The costs of failing to address this backlog are higher than you might expect. A study from the Leeds School of Business shows that if our crumbling roads and lackluster public transportation persist, Colorado’s economic growth will dramatically slow, and as early as 2019 — not because we don’t have great business here, but because we’ll have two critical shortages: a lack of talent to fill the jobs that are open, and a lack of adequate infrastructure to allow us to move people and goods around the state. This means our failure to solve the transportation problem is actually one of the greatest economic risks the state faces.
The Colorado Department of Transportation (CDOT) projects that we need $20 billion over the next 20 years to address our infrastructure needs. As the former chair of the state Senate Finance Committee, I know we’re not going to find that money hidden in the couch cushions of the state budget. Instead, we must think big and act boldly so that Colorado is prepared to embrace the future. As governor, I have a plan to support our infrastructure so that getting around Colorado is easy, affordable and safe.

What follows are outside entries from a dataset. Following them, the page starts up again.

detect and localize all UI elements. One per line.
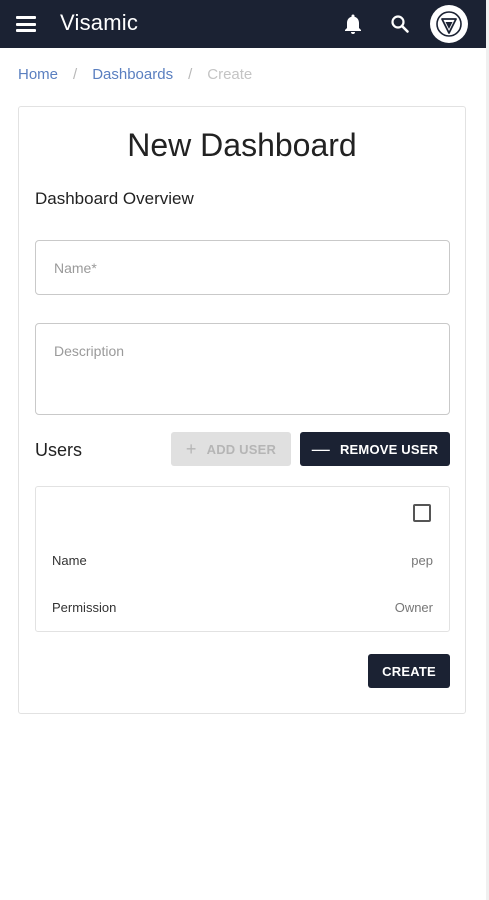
remove-user-button[interactable]: — REMOVE USER <box>300 432 450 466</box>
user-select-checkbox[interactable] <box>413 504 431 522</box>
user-name-label: Name <box>52 553 87 568</box>
top-app-bar: Visamic <box>0 0 489 48</box>
create-label: CREATE <box>382 663 436 679</box>
breadcrumb-separator: / <box>188 66 193 83</box>
minus-icon: — <box>311 439 330 459</box>
breadcrumb-dashboards[interactable]: Dashboards <box>92 66 173 83</box>
users-label: Users <box>35 440 83 460</box>
breadcrumb-separator: / <box>73 66 78 83</box>
user-name-value: pep <box>411 553 433 568</box>
bell-icon[interactable] <box>341 12 365 36</box>
breadcrumb: Home / Dashboards / Create <box>18 66 252 83</box>
name-placeholder: Name* <box>54 260 97 276</box>
page-title: New Dashboard <box>127 127 357 163</box>
logo-icon <box>436 11 462 37</box>
app-title: Visamic <box>60 10 139 35</box>
create-button[interactable]: CREATE <box>368 654 450 688</box>
breadcrumb-home[interactable]: Home <box>18 66 58 83</box>
remove-user-label: REMOVE USER <box>339 441 439 457</box>
search-icon[interactable] <box>388 12 412 36</box>
breadcrumb-current: Create <box>207 66 253 83</box>
hamburger-icon[interactable] <box>16 16 36 32</box>
plus-icon: + <box>185 439 197 459</box>
section-title: Dashboard Overview <box>35 189 194 208</box>
dashboard-form-card: New Dashboard Dashboard Overview Name* D… <box>18 106 466 714</box>
description-placeholder: Description <box>54 343 125 359</box>
user-permission-label: Permission <box>52 600 117 615</box>
add-user-button[interactable]: + ADD USER <box>171 432 291 466</box>
user-permission-value: Owner <box>394 600 433 615</box>
description-field[interactable]: Description <box>35 323 450 415</box>
user-entry-card: Name pep Permission Owner <box>35 486 450 632</box>
add-user-label: ADD USER <box>206 441 277 457</box>
name-field[interactable]: Name* <box>35 240 450 295</box>
avatar[interactable] <box>430 5 468 43</box>
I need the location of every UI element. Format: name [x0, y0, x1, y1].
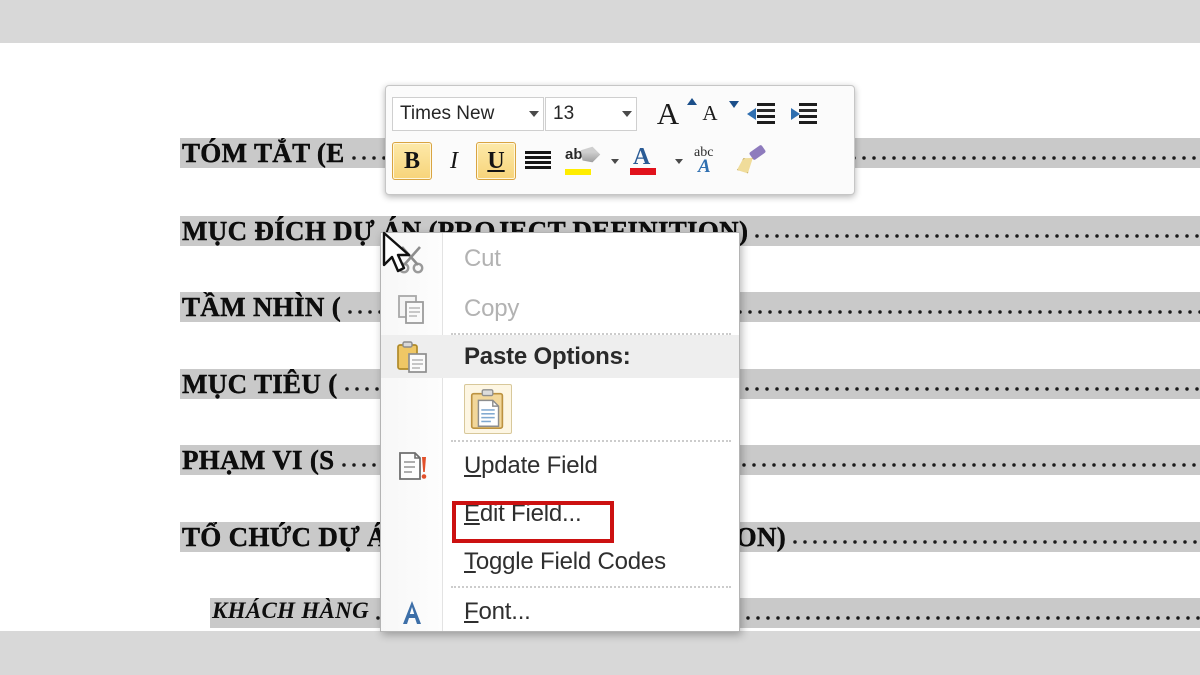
context-menu-item-toggle-field-codes[interactable]: Toggle Field Codes: [381, 538, 739, 586]
decrease-indent-button[interactable]: [741, 95, 781, 133]
context-menu-item-label: Paste Options:: [464, 342, 631, 370]
bold-button[interactable]: B: [392, 142, 432, 180]
underline-icon: U: [487, 147, 505, 174]
copy-icon: [395, 292, 429, 326]
grow-font-glyph: A: [656, 96, 680, 131]
toc-entry-title: TẦM NHÌN (: [182, 292, 341, 322]
chevron-down-icon[interactable]: [622, 110, 632, 117]
align-justify-button[interactable]: [518, 142, 558, 180]
context-menu-item-edit-field[interactable]: Edit Field...: [381, 490, 739, 538]
toc-entry-title: KHÁCH HÀNG: [212, 598, 370, 623]
text-effects-bottom-glyph: A: [698, 156, 711, 177]
context-menu-item-cut[interactable]: Cut: [381, 233, 739, 285]
font-color-button[interactable]: A: [624, 142, 664, 180]
paste-keep-source-formatting-button[interactable]: [464, 384, 512, 434]
context-menu-item-label: Edit Field...: [464, 500, 582, 527]
paintbrush-icon: [735, 144, 767, 174]
letterbox-bar-bottom: [0, 631, 1200, 675]
toc-dot-leader: [790, 539, 1200, 545]
context-menu-item-label: Copy: [464, 295, 520, 322]
toc-entry-title: TÓM TẮT (E: [182, 138, 345, 168]
decrease-indent-icon: [747, 102, 775, 126]
context-menu-item-font[interactable]: Font...: [381, 588, 739, 631]
font-icon: [395, 595, 429, 629]
font-size-combobox[interactable]: 13: [545, 96, 637, 131]
text-highlight-color-dropdown[interactable]: [602, 142, 622, 180]
text-effects-icon: abc A: [693, 145, 723, 177]
grow-font-button[interactable]: A: [648, 95, 697, 133]
context-menu-item-label: Font...: [464, 598, 531, 625]
context-menu-item-label: Cut: [464, 245, 501, 272]
align-justify-icon: [525, 151, 551, 171]
paste-icon: [395, 340, 429, 374]
font-name-combobox[interactable]: Times New: [392, 96, 544, 131]
font-color-glyph: A: [633, 144, 651, 170]
screenshot-stage: TÓM TẮT (E MỤC ĐÍCH DỰ ÁN (PROJECT DEFIN…: [0, 0, 1200, 675]
context-menu-item-label: Update Field: [464, 452, 598, 479]
context-menu-item-label: Toggle Field Codes: [464, 548, 666, 575]
highlight-glyph: ab: [565, 146, 583, 163]
chevron-down-icon[interactable]: [529, 110, 539, 117]
update-field-icon: [395, 449, 429, 483]
context-menu[interactable]: Cut Copy Paste Options: Update Field Edi…: [380, 232, 740, 632]
toc-entry-title: MỤC TIÊU (: [182, 369, 338, 399]
underline-button[interactable]: U: [476, 142, 516, 180]
context-menu-paste-options-header: Paste Options:: [381, 335, 739, 378]
toc-entry-title: PHẠM VI (S: [182, 445, 335, 475]
font-color-icon: A: [630, 144, 658, 176]
text-highlight-color-button[interactable]: ab: [560, 142, 600, 180]
italic-button[interactable]: I: [434, 142, 474, 180]
increase-indent-button[interactable]: [783, 95, 823, 133]
font-size-value: 13: [553, 102, 575, 124]
increase-indent-icon: [789, 102, 817, 126]
shrink-font-glyph: A: [702, 101, 718, 125]
font-name-value: Times New: [400, 102, 495, 124]
letterbox-bar-top: [0, 0, 1200, 43]
context-menu-item-update-field[interactable]: Update Field: [381, 442, 739, 490]
mouse-cursor: [382, 231, 416, 277]
format-painter-button[interactable]: [730, 142, 770, 180]
shrink-font-button[interactable]: A: [690, 95, 739, 133]
paste-options-gallery[interactable]: [381, 378, 739, 440]
toc-dot-leader: [752, 233, 1200, 239]
context-menu-item-copy[interactable]: Copy: [381, 285, 739, 333]
chevron-down-icon: [611, 158, 619, 164]
caret-down-icon: [729, 100, 739, 108]
mini-formatting-toolbar[interactable]: Times New 13 A A B I U ab A abc A: [385, 85, 855, 195]
font-color-dropdown[interactable]: [666, 142, 686, 180]
bold-icon: B: [403, 147, 420, 174]
highlighter-icon: ab: [565, 146, 595, 176]
paste-keep-source-formatting-icon: [470, 389, 504, 429]
italic-icon: I: [450, 147, 458, 174]
chevron-down-icon: [675, 158, 683, 164]
text-effects-button[interactable]: abc A: [688, 142, 728, 180]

This is why I think we will have to go to the ballot and ask the voters to approve a long-term stable funding source for infrastructure. I am encouraged by the Chamber of Commerce’s leadership in making that happen. But in addition to where we find the revenue, the question is what we do with it.
We know there are critical parts of the state’s infrastructure that are clogged, like sections of I-25 and I-70 that need widening and improvements. We also know that we can’t simply solve this problem by paving our way out of it. You can’t just add one lane every five years and assume that the problem will go away.
We have to think differently about moving people and products around the state, and that means pursuing big ideas like Front Range rail. It also means thinking more creatively and using technology to improve traffic flow. That’s why I’ve been working with technologists to look at ways that we can create linked travel, where you could have an HOV lane in which people use a common application to guide their movement. Estimates from Panasonic are that these systems could make traffic flow 100-400% more efficient, which is more than paving 1-3 new lanes.
It’s also critical that we not only focus these improvements in the congested parts of the Front Range but in all parts of the state. Again, we know this is not just a matter of convenience, it’s a matter of safety. That means we have to work to support local roads that need rumble strips as well as repaving and guard rails so we don’t continue to lose people to auto-related deaths in all parts of the state.
Colorado draws strength from its diverse and distinct regions, but we can only realize the benefits of that strength when we are connected. We must work together to prepare for the future and keep Colorado a state of opportunity for generations to come.